Friday, November 21st, 2008

Steve Rose on how Dubai’s bubble burst:

It has finally happened: the Dubai bubble has burst. Architecture-spotters like myself have looked on in amazement, or rather incredulity, at the way the tiny emirate has continued to unveil ever grander construction projects — taller skyscrapers, huger hotels, vaster artificial islands — in apparent defiance of the global credit crunch.

Now, that crunch has hit home. This week’s Architect’s Journal reports that “architects and developers in Dubai are freezing recruitment and making redundancies as the emirate’s real-estate market begins to crumble.” Large developers in Dubai are laying off staff, including Emaar the company behind the Burj Dubai, the world’s tallest structure, the magazine reports. Other headline-grabbing projects like the Palm Deira, the next artificial island planned off the coast, are on hold indefinitely, and foreign architects and construction specialists out there, such as RMJM and Ramboll Whitbyird, are making staff cuts or freezing recruitment as a result, says the AJ.

According to one British architect I spoke to, who was in Dubai just 10 days ago, the situation is even worse than that. “Projects are being pulled left right and centre,” he said. “Unless they’ve been funded by a sovereign wealth fund, they’re being pulled. A lot of things have to be redesigned more cheaply, to sell at lower prices. Where people have made first down payments on projects, they’re not making the second one. And a lot of what has been completed will be standing empty.”

Not that anyone in Dubai will officially admit any of the above.

Dubai’s “build it and they will come” philosophy had worked spectacularly:

Remember when David Beckham was buying a house on the Palm? How many people have seen him there since? Still, the publicity worked: properties on the Palm changed hands for huge sums before they were even built, peaking at a preposterous £5m. Today those houses are apparently closer to £1.8m, down from £2.7m just two months ago.

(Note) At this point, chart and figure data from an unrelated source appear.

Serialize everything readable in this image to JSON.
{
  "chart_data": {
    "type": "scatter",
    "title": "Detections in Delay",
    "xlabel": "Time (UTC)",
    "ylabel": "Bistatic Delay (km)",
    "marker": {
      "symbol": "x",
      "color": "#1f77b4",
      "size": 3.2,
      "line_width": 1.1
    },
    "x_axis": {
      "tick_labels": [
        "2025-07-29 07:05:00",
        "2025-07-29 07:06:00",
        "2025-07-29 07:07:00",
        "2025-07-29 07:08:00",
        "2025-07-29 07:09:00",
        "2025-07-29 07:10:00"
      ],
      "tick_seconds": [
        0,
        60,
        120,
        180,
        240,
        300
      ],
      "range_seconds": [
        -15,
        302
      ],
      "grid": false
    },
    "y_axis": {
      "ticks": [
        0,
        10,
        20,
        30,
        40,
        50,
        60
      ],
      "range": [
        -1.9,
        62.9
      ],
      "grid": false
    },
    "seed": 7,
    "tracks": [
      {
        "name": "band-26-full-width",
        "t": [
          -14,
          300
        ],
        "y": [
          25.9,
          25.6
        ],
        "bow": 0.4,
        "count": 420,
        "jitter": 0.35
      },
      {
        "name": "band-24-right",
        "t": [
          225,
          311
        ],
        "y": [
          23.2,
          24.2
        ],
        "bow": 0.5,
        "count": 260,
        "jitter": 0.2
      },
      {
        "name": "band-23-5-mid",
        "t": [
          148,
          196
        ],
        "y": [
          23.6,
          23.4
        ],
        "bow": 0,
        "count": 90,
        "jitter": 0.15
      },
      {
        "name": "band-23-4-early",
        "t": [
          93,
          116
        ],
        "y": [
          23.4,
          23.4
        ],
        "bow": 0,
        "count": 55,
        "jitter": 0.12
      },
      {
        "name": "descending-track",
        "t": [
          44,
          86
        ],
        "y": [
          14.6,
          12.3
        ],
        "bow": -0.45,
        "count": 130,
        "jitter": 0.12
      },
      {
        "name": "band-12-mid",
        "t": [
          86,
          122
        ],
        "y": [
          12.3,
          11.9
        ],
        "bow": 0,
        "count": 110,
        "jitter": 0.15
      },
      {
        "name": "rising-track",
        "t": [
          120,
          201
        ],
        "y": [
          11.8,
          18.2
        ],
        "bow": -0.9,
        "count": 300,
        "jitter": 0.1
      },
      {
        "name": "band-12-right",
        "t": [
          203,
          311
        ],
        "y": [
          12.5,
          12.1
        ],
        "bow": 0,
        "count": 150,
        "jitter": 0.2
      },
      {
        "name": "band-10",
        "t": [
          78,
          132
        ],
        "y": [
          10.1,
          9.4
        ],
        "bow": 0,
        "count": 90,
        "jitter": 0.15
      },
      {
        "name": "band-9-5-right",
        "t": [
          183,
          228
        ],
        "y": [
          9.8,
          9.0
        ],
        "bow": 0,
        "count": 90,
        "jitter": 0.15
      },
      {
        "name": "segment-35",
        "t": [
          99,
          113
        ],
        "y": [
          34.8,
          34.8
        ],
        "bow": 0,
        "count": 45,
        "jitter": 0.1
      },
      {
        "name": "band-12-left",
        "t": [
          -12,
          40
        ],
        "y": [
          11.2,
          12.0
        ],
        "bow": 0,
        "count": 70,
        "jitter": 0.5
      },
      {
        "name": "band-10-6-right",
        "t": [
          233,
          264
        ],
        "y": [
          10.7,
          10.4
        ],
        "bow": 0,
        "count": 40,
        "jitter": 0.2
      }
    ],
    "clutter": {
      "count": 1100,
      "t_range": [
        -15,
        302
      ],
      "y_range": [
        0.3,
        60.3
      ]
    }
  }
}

Reality however, has finally come to town: the Dubai Financial Market — the general stock index — has fallen from a high of 6,315 earlier this year to just 2,012 yesterday. Emaar’s share price has plummeted 79% in less than a year; according to some estimates, property prices have fallen by as much as 49% in parts of the Dubai market. The overall figure is much lower, in the region of 4%, but this is a place that’s become accustomed to its figures only going in one direction and a lot of people are being caught out by the turnaround.

So now, it’s more a case of “don’t build it, because nobody can afford to come.”